CEVABI ETİKET VERİYOR

   Ancak, meslektaşlarımızın sorduklarının yanında sokağın gerçekleri var bir de... Gazeteci sorsa da sormasa da alım gücünün indiği seviye belli. Haberi pek çocuğumuz, "fakirlik" odaklı algıladık. Çünkü çarşı pazar yangın yeri. Et, süt, yumurta, meyve, sebze, baklagil... Her şeyin fiyatı uçuyor. Haberde hata yapılsa da art niyet aramak, kurgu aramak bana göre yanlış. Bu benim fikrim. Kurgulanacak bir ortam yok çünkü. Evet, insanlar zaten et alamıyor. Bunun sorumluluğu da bir habere, bir muhabire yüklenemez. Çünkü izleyen kimse şaşırmadı, "Aa bak et alamayan da varmış" demedi; herkes, "Alamıyoruz tabi, nasıl alalım?" diyerek izledi. Hatta belki benim gibi "AK Parti'nin Ankara’da yapılan son MYK toplantısında aralarında kuzu kol tandır, kozak çam fıstıklı iç pilav ve kuzu etli keşkeğin de olduğu 17 çeşit yemek ikram edildi" iddialarıyla birarada paylaştı kişisel hesaplarında. Çünkü yoksulluk kadar varlık içinde yokluk çekmekten de usandık. İsraftan usandık. 

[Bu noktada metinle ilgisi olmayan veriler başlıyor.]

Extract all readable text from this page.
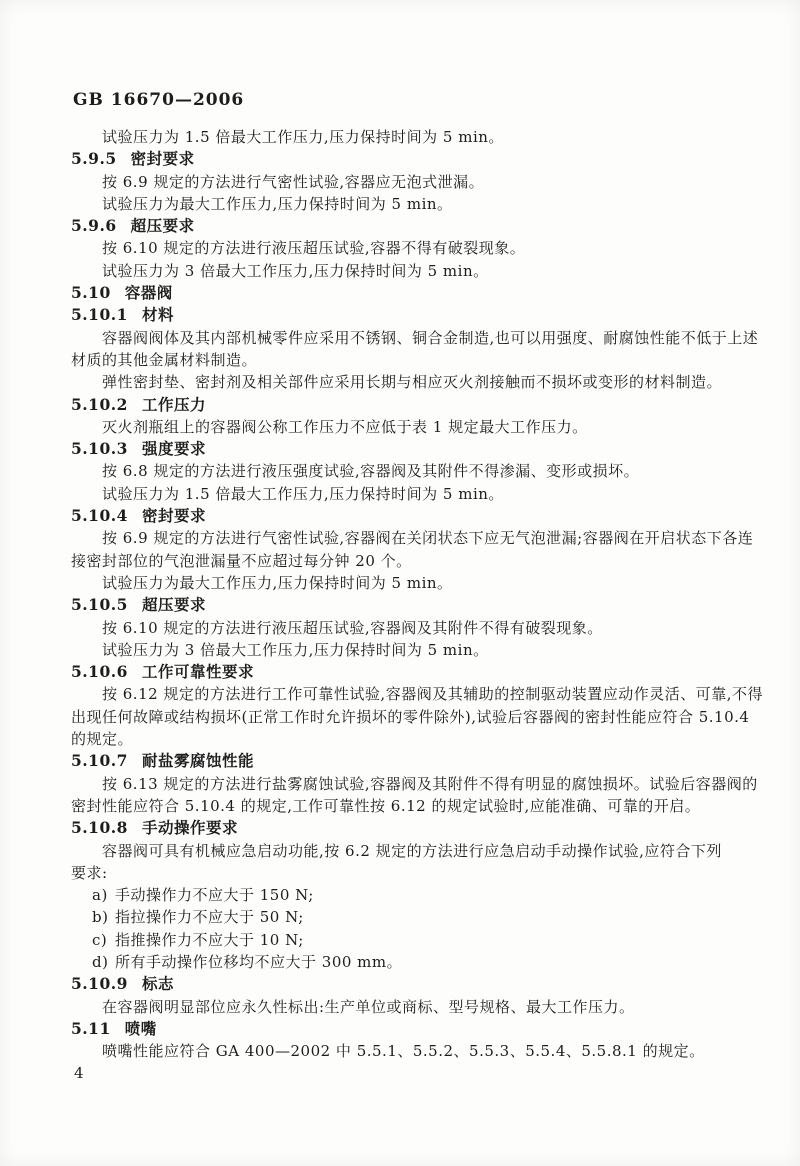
GB 16670—2006

试验压力为 1.5 倍最大工作压力,压力保持时间为 5 min。

5.9.5 密封要求

按 6.9 规定的方法进行气密性试验,容器应无泡式泄漏。

试验压力为最大工作压力,压力保持时间为 5 min。

5.9.6 超压要求

按 6.10 规定的方法进行液压超压试验,容器不得有破裂现象。

试验压力为 3 倍最大工作压力,压力保持时间为 5 min。

5.10 容器阀

5.10.1 材料

容器阀阀体及其内部机械零件应采用不锈钢、铜合金制造,也可以用强度、耐腐蚀性能不低于上述

材质的其他金属材料制造。

弹性密封垫、密封剂及相关部件应采用长期与相应灭火剂接触而不损坏或变形的材料制造。

5.10.2 工作压力

灭火剂瓶组上的容器阀公称工作压力不应低于表 1 规定最大工作压力。

5.10.3 强度要求

按 6.8 规定的方法进行液压强度试验,容器阀及其附件不得渗漏、变形或损坏。

试验压力为 1.5 倍最大工作压力,压力保持时间为 5 min。

5.10.4 密封要求

按 6.9 规定的方法进行气密性试验,容器阀在关闭状态下应无气泡泄漏;容器阀在开启状态下各连

接密封部位的气泡泄漏量不应超过每分钟 20 个。

试验压力为最大工作压力,压力保持时间为 5 min。

5.10.5 超压要求

按 6.10 规定的方法进行液压超压试验,容器阀及其附件不得有破裂现象。

试验压力为 3 倍最大工作压力,压力保持时间为 5 min。

5.10.6 工作可靠性要求

按 6.12 规定的方法进行工作可靠性试验,容器阀及其辅助的控制驱动装置应动作灵活、可靠,不得

出现任何故障或结构损坏(正常工作时允许损坏的零件除外),试验后容器阀的密封性能应符合 5.10.4

的规定。

5.10.7 耐盐雾腐蚀性能

按 6.13 规定的方法进行盐雾腐蚀试验,容器阀及其附件不得有明显的腐蚀损坏。试验后容器阀的

密封性能应符合 5.10.4 的规定,工作可靠性按 6.12 的规定试验时,应能准确、可靠的开启。

5.10.8 手动操作要求

容器阀可具有机械应急启动功能,按 6.2 规定的方法进行应急启动手动操作试验,应符合下列

要求:

a) 手动操作力不应大于 150 N;

b) 指拉操作力不应大于 50 N;

c) 指推操作力不应大于 10 N;

d) 所有手动操作位移均不应大于 300 mm。

5.10.9 标志

在容器阀明显部位应永久性标出:生产单位或商标、型号规格、最大工作压力。

5.11 喷嘴

喷嘴性能应符合 GA 400—2002 中 5.5.1、5.5.2、5.5.3、5.5.4、5.5.8.1 的规定。

4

    Biz fakir bir ülke değiliz, kaynaklarımızın fakir fukara gözetilerek, yetim hakkı yenmeden eşit ve adil bir şekilde kullanılmasını istiyoruz. Yaklaşan seçim öncesinde de gündem bu olmalı. Gündem yoksulluk haberleri değil, yoksullukla mücadele olmalı. 

 İYİ HABER 

Van'ın Erciş ilçesinde görevli öğretmen Rabia Betül Yıldız, yarıyıl tatilinde, 2 yıl önce atandığı mezrada gönüllü olarak evleri dolaşıyor, kadınlara okuma yazma öğretiyor. Yarıyıl tatilinde yakınlarının yaşadığı İzmir'e gitmek yerine mezrada kalmayı tercih ettiğini belirten Yıldız, 10 kadının okuma yazma öğrenerek belgelerini almalarını sağlamak istiyor.

GÜZEL İÇERİK 

İnstagram hesabı "sailing İstanbul" deniz tutkunlarının mutlaka takibe alması gereken bir sayfa. Atlantik'i tek başına geçen ilk Türk kadın yelkenci Başak Mireli ve eşi Ömer Öcel'e ait hesapta yelkenli maceralarına yer veriliyor, izlenen rotalar paylaşılıyor. Okyanuslarda süren fırtınalı bir dünya turunun sıra dışı deneyimlerini kaçırmayın.